Rolling Stones : San Jose 99
En 1998-99, les Stones avaient prolongé la tournée Brigdes To Babylon par plusieurs concerts dans une configuration plus modeste. Baptisé No Security, cette mini-tournée les trouvait au meilleur de leur forme musicalement parlant. En témoigne ce concert, capté en Californie, où le groupe jouait dans une salle de moins de 15 000 personnes. Le répertoire intègre des titres relativement peu joués comme «Some Girls» ou « Saint of Me » et le son, très différent de celui des stades, rappelle celui des tournées des années 70. Le groupe avait mangé du lion ce soir-là, ça se voit et ça s’entend. Le meilleur dvd live des Stones depuis celui de la tournée Some Girls (1978).
DVD: Profession Reporter
Un des chefs-d’œuvre d’Antonioni, avec Jack Nicholson et Maria Schneider, le cultissime Profession Reporter (The Passenger en VO) ressort dans une version Ultra Collector que tous les admirateurs du réalisateur italien voudront avoir. Un livre illustré de 160 pages, le DVD/BR en version restaurée HD, des tonnes de bonus… C’est Noël ! Comme tous les chefs-d’œuvre, le film est intemporel (avec son fameux plan séquence final de 7 minutes, décortiqué en bonus) et le couple formé par Jack Nicholson et Maria Schneider est inoubliable.
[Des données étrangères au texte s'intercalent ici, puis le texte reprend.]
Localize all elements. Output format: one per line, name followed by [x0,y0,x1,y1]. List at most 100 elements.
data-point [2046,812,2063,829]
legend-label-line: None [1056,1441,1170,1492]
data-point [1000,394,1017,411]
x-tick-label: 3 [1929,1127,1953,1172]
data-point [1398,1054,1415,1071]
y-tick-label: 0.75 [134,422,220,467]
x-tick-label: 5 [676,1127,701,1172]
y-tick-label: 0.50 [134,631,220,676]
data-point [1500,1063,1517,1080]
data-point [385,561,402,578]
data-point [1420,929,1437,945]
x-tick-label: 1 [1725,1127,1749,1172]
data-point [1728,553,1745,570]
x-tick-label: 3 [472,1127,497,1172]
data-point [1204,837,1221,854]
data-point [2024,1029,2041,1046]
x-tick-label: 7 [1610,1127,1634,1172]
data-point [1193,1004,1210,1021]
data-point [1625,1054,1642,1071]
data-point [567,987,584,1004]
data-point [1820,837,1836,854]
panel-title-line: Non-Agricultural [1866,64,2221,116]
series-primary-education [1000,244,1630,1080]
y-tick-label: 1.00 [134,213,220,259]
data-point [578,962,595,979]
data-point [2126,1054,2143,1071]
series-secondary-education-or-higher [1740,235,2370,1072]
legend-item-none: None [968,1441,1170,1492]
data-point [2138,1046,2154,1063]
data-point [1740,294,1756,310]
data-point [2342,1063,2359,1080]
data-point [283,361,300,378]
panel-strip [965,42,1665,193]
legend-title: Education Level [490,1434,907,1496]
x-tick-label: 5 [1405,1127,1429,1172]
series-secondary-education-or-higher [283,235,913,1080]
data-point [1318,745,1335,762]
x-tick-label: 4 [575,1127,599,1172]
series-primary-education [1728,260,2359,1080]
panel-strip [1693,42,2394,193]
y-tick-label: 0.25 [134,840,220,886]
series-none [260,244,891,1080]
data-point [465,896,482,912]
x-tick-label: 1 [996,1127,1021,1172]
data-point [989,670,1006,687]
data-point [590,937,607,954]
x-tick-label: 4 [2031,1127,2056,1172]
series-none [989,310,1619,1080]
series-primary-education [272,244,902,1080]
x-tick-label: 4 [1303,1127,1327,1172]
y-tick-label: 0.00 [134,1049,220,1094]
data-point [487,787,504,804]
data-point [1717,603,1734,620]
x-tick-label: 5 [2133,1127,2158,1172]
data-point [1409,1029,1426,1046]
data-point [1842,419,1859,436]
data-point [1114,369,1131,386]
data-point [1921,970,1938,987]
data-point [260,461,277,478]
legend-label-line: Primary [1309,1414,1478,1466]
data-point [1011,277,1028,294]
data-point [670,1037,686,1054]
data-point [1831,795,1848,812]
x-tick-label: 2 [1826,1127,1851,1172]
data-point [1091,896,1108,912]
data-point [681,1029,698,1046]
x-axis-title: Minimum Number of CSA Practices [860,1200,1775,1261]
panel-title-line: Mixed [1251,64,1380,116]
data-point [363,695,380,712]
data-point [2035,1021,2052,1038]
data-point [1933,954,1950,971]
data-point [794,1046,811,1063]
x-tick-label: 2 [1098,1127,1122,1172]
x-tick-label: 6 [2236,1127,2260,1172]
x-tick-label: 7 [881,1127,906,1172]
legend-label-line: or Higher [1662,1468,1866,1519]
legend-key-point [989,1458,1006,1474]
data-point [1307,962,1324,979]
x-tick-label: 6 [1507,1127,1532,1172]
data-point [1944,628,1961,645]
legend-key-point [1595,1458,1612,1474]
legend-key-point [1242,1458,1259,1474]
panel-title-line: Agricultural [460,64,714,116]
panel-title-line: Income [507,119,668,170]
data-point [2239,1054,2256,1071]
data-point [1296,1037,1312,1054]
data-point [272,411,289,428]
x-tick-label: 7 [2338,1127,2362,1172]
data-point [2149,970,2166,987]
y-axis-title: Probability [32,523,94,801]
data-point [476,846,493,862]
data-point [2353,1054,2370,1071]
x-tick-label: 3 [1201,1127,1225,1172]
Attention, édition limitée.
Jeff Beck : Still On The Run
Enfin un documentaire sérieux consacré à Jeff Beck, le plus génial des guitaristes anglais encore en activité. De facture très classique (interview de l’intéressé entrecoupée de témoignages,d’extraits de concerts et d’images d’archive…), le film de Matthew Longfellow retrace toute la carrière du guitar hero anglais. Avec un maximum de témoignages de stars et de musiciens (David Gilmour, Jimmy Page, Eric Clapton, Slash, Joe Perry, Ron Wood, Rod Stewart…) qui l’ont côtoyé ou accompagné, et disent leur admiration pour ce funambule de la six cordes en perpétuel renouvellement.
Alex Hepburn : If You Stay
Découverte en 2013 avec un premier album soul blues , Together Alone, et son tube FM « Under« , l’écossaise Alex Hepburn revient en grande forme après un léger passage à vide (et un concert raté à Monaco). Pour faire patienter jusqu’à la sortie de son deuxième album, la chanteuse aux yeux myosotis publie un EP 5 titres qui promet énormément. « If You Stay » et « I Believe » sonnent comme des classiques de rhythm’n’blues mais avec un chant moderne, intégrant hip hop et ragga. « Solid Gold » ressemble à un inédit de Back to Black (Amy Winehouse) ou à la BO du prochain James Bond. « High Roller » est une ballade voix-guitare à la Selah Sue. « Can’t Stop« , un pur tube pop… La voix éraillée à la Kim Carnes/Bonnie Tyler d’Alex est mise en valeur par une production retro du plus bel effet. Si le reste de l’album est de ce calibre, ça va cartonner. En attendant on tient notre (demi) disque de l’été !
Jorja Smith : Lost & Found
Elle a 20 ans, une voix et un look qui réconcilient Amy Winehouse et Sade et son premier album, Lost & Found est bien parti pour être notre disque de l’été 2018. Jorja Smith est anglaise et fait des débuts un peu fracassants avec ce disque soul enregistré avec la bénédiction de Drake et Kendrick Lamar. Le premier a repéré Jorja sur Youtube et l’a invitée à enregistrer un duo sur l’album More Life. Le second lui a également offert un duo sur la BO de Black Panther. Autant dire que si les gros poissons du show biz ne la mangent pas, la jeune native de Birmingham, que l’on a eu le privilège de voir en show case acoustique en juin à Cannes Lions, ira loin. En attendant, son album tourne en boucle sur nos platines. Achetez-le , il vous fera de l’usage.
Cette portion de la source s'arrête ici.